Ostrzegano go przed Michałem Wiśniewskim. "To dziwny typ" — usłyszał Jacek Łągwa przed pierwszym spotkaniem
Niesłychane, jak powstawał zespół Ich Troje
Choć szczyt popularności mają już za sobą, to na zawsze zapisali się w historii polskiej muzyki. Piosenki kultowej formacji Ich Troje do dziś nuci cała Polska! Niewielu jednak wie, jak doszło do tego, że zespół w ogóle powstał. Kulisy powołania do życia słynnej kapeli ujawnił po latach jej współzałożyciel, Jacek Łągwa. Okazuje się, że przed pierwszym spotkaniem z Wiśniewskim ostrzegał go członek... Varius Manx!
Jacek Łągwa zdradził tajemnicę zespołu. Tak doszło do powstania Ich Troje
Jacek Łągwa mógł pochwalić się stabilną pozycją w środowisku muzycznym na długo przed powstaniem Ich Troje. Utalentowany kompozytor, multiinstrumentalista i wokalista cieszył się dobrą opinią wśród innych artystów. Do grona jego bliższych znajomych z branży należał m.in. Paweł Marciniak z topowej grupy Varius Manx. To właśnie dzięki niemu ścieżki Jacka Łągwy i Michała Wiśniewskiego skrzyżowały się po raz pierwszy.
Michał Wiśniewski, Jacek Łągwa, 24.06.2002
"To było w 1995 r., tuż przed Bożym Narodzeniem. Zadzwonił do mnie Paweł Marciniak z Varius Manx i powiedział, że dostał zlecenie od Wiśniewskiego na zaaranżowanie dziesięciu utworów musicalowych, które miały być wykonywane w Teatrze Muzycznym w Łodzi podczas widowiska z okazji jego urodzin. W związku z tym, że Varius Manx było wtedy na szczycie, Paweł nie miał na to czasu i polecił mnie. Od razu mnie uprzedził, że ten Wiśniewski to dziwny typ. Jednak nie zniechęciło mnie to i umówiłem się z Michałem na spotkanie" — wspominał Jacek Łągwa w rozmowie z Onetem.
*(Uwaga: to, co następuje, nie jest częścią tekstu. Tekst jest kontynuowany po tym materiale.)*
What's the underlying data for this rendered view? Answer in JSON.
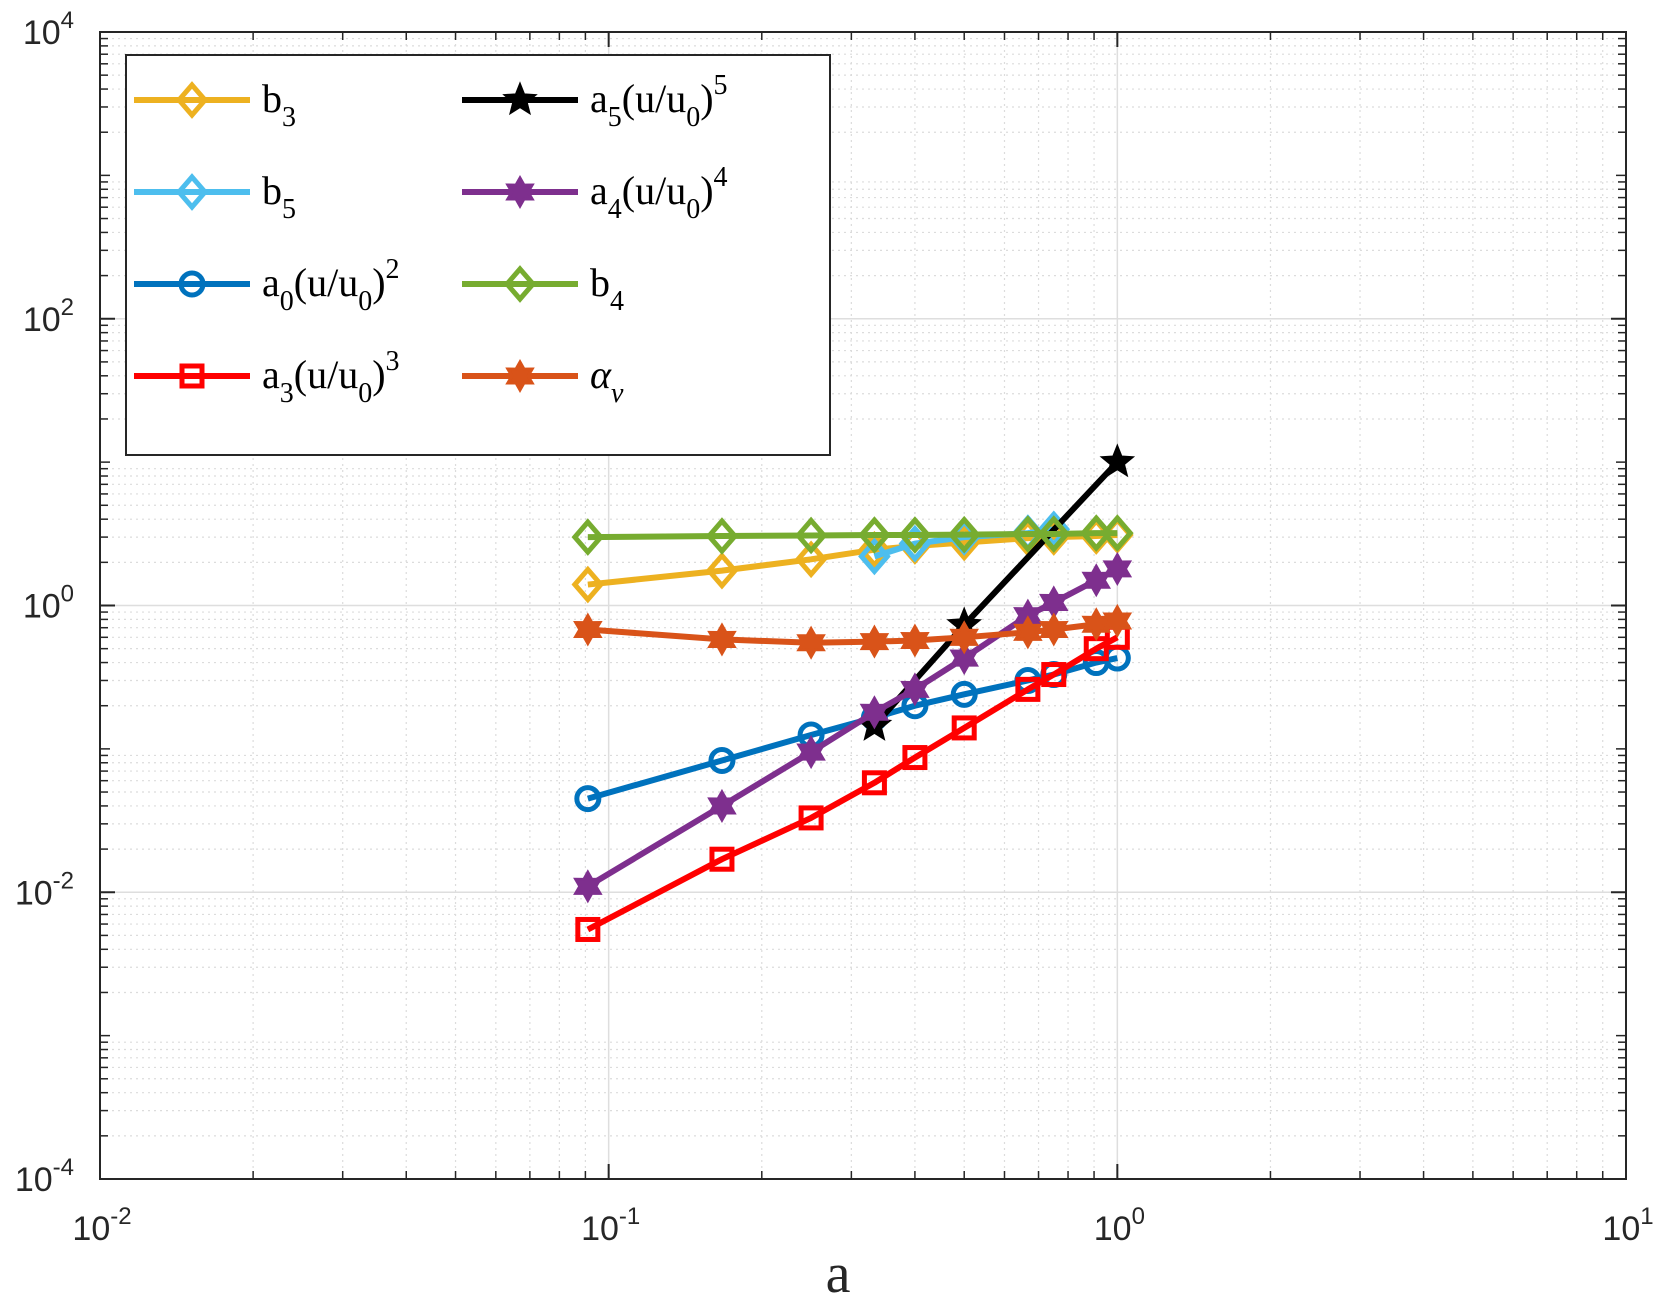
{
  "chart_data": {
    "type": "line",
    "xlabel": "a",
    "ylabel": "",
    "xscale": "log",
    "yscale": "log",
    "xlim": [
      0.01,
      10
    ],
    "ylim": [
      0.0001,
      10000
    ],
    "xticks": [
      {
        "base": "10",
        "exp": "-2"
      },
      {
        "base": "10",
        "exp": "-1"
      },
      {
        "base": "10",
        "exp": "0"
      },
      {
        "base": "10",
        "exp": "1"
      }
    ],
    "yticks": [
      {
        "base": "10",
        "exp": "-4"
      },
      {
        "base": "10",
        "exp": "-2"
      },
      {
        "base": "10",
        "exp": "0"
      },
      {
        "base": "10",
        "exp": "2"
      },
      {
        "base": "10",
        "exp": "4"
      }
    ],
    "grid": true,
    "minor_grid": true,
    "legend_position": "top-left",
    "series": [
      {
        "name": "b3",
        "label_main": "b",
        "label_sub": "3",
        "color": "#EDB120",
        "marker": "diamond",
        "x": [
          0.091,
          0.167,
          0.25,
          0.333,
          0.4,
          0.5,
          0.667,
          0.75,
          0.909,
          1.0
        ],
        "y": [
          1.4,
          1.75,
          2.1,
          2.45,
          2.6,
          2.75,
          2.95,
          3.0,
          3.05,
          3.1
        ]
      },
      {
        "name": "b5",
        "label_main": "b",
        "label_sub": "5",
        "color": "#4DBEEE",
        "marker": "diamond",
        "x": [
          0.333,
          0.4,
          0.5,
          0.667,
          0.75
        ],
        "y": [
          2.2,
          2.7,
          3.0,
          3.2,
          3.4
        ]
      },
      {
        "name": "a0(u/u0)^2",
        "label_main": "a",
        "label_sub": "0",
        "label_rest": "(u/u",
        "label_sub2": "0",
        "label_tail": ")",
        "label_sup": "2",
        "color": "#0072BD",
        "marker": "circle",
        "x": [
          0.091,
          0.167,
          0.25,
          0.333,
          0.4,
          0.5,
          0.667,
          0.75,
          0.909,
          1.0
        ],
        "y": [
          0.045,
          0.083,
          0.125,
          0.165,
          0.2,
          0.24,
          0.3,
          0.33,
          0.4,
          0.43
        ]
      },
      {
        "name": "a3(u/u0)^3",
        "label_main": "a",
        "label_sub": "3",
        "label_rest": "(u/u",
        "label_sub2": "0",
        "label_tail": ")",
        "label_sup": "3",
        "color": "#FF0000",
        "marker": "square",
        "x": [
          0.091,
          0.167,
          0.25,
          0.333,
          0.4,
          0.5,
          0.667,
          0.75,
          0.909,
          1.0
        ],
        "y": [
          0.0055,
          0.017,
          0.033,
          0.058,
          0.087,
          0.14,
          0.26,
          0.33,
          0.5,
          0.6
        ]
      },
      {
        "name": "a5(u/u0)^5",
        "label_main": "a",
        "label_sub": "5",
        "label_rest": "(u/u",
        "label_sub2": "0",
        "label_tail": ")",
        "label_sup": "5",
        "color": "#000000",
        "marker": "star",
        "x": [
          0.333,
          0.5,
          1.0
        ],
        "y": [
          0.145,
          0.73,
          10.0
        ]
      },
      {
        "name": "a4(u/u0)^4",
        "label_main": "a",
        "label_sub": "4",
        "label_rest": "(u/u",
        "label_sub2": "0",
        "label_tail": ")",
        "label_sup": "4",
        "color": "#7E2F8E",
        "marker": "hexagram",
        "x": [
          0.091,
          0.167,
          0.25,
          0.333,
          0.4,
          0.5,
          0.667,
          0.75,
          0.909,
          1.0
        ],
        "y": [
          0.011,
          0.04,
          0.095,
          0.18,
          0.26,
          0.43,
          0.85,
          1.05,
          1.5,
          1.8
        ]
      },
      {
        "name": "b4",
        "label_main": "b",
        "label_sub": "4",
        "color": "#77AC30",
        "marker": "diamond",
        "x": [
          0.091,
          0.167,
          0.25,
          0.333,
          0.4,
          0.5,
          0.667,
          0.75,
          0.909,
          1.0
        ],
        "y": [
          3.0,
          3.05,
          3.08,
          3.1,
          3.1,
          3.12,
          3.15,
          3.15,
          3.2,
          3.2
        ]
      },
      {
        "name": "alpha_nu",
        "label_main": "α",
        "label_sub": "ν",
        "color": "#D95319",
        "marker": "hexagram",
        "x": [
          0.091,
          0.167,
          0.25,
          0.333,
          0.4,
          0.5,
          0.667,
          0.75,
          0.909,
          1.0
        ],
        "y": [
          0.68,
          0.58,
          0.55,
          0.56,
          0.57,
          0.6,
          0.65,
          0.68,
          0.74,
          0.78
        ]
      }
    ]
  }
}
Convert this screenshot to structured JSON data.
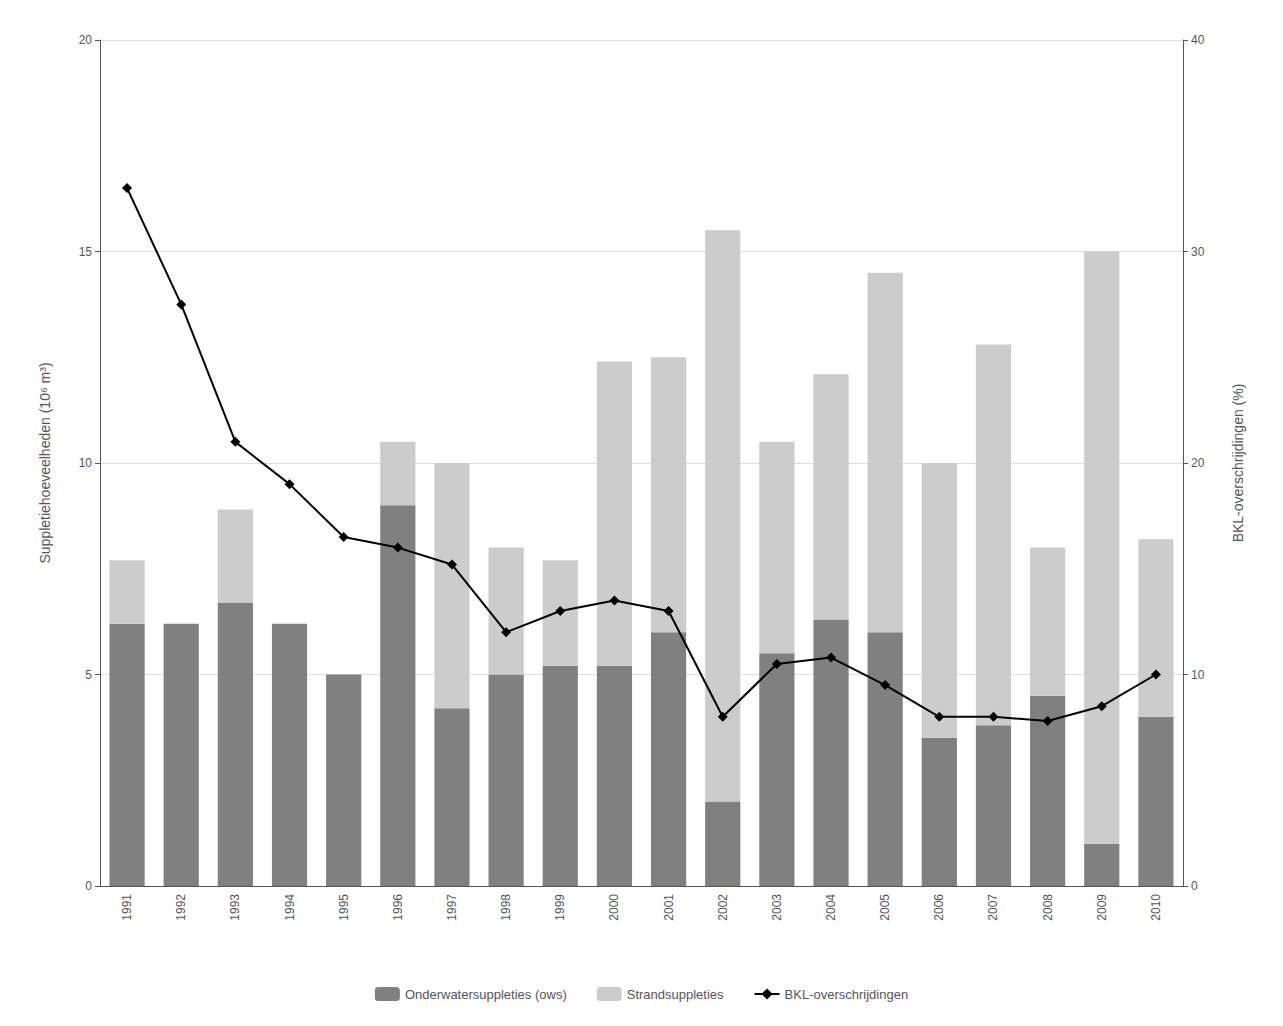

CZYTAJ TAKŻE: Macocha Natalii Kukulskiej przez tabloidy porzuciła karierę. Monika Borys była szykanowana
Jacek Łągwa o pierwszym spotkaniu z Michałem Wiśniewskim
Szybko okazało się, że panowie przypadli sobie do gustu, a Jacek Łągwa dostrzegł potencjał w nowo poznanym, nieco ekstrawaganckim artyście. Narodził się wówczas pomysł poważnej współpracy oraz stworzenia grupy muzycznej.
"Po tym, co opowiedział mi Michał na temat swojej koncepcji, szybko zrozumiałem, że wszyscy chcą go zrobić w balona i orżnąć na kasę. Trochę już znałem tę branżę i swoje wiedziałem. A on był świeży i kompletnie nieświadomy. Stwierdziłem, że muszę go uratować i odwieść od pomysłu wystawienia musicalu. Od słowa do słowa podjęliśmy decyzję o otworzeniu pierwszego w Polsce klubu karaoke. U nas jeszcze nikt nie wiedział, co to jest, a Michał był na wakacjach w Tajlandii i bardzo spodobały mu się takie miejsca. Chcieliśmy promować ideę karaoke w całym kraju, więc uznaliśmy, że warto założyć zespół" — kontynuował kompozytor.
Michał Wiśniewski, Jacek Łągwa, 13.04.2002
Obaj rozpoczęli wówczas poszukiwania osoby, która odpowiadałaby za wokal w zespole. Michał Wiśniewski nie chciał, aby ta odpowiedzialność spoczęła wyłącznie na nim. Jednak szybko trafili na młodą, uzdolnioną wokalistkę. Tym sposobem grupa mogła ruszyć na podbój serc słuchaczy.
SPRAWDŹ RÓWNIEŻ: Sława Przybylska nie przejmuje się upływającym czasem. "On nie przemija, tylko my przemijamy"
"I wtedy pojawiała się Magda Femme, wtedy jeszcze Pokora. Tak to wszystko się zaczęło. Nagraliśmy pierwszą płytę, która spotkała się z dobrym przyjęciem. Jeździliśmy po kraju i w niektórych miastach mieliśmy już grono swoich fanów, a w innych – nikt o nas nie słyszał. Przełomowy okazał się 2001 r., kiedy z piosenką "Powiedz" wystąpiliśmy na festiwalu w Opolu", podsumował, wspominając początki Ich Troje.
Michał Wiśniewski, Justyna Majkowska, Jacek Łągwa, zespół Ich Troje, Warszawa, 2000 r.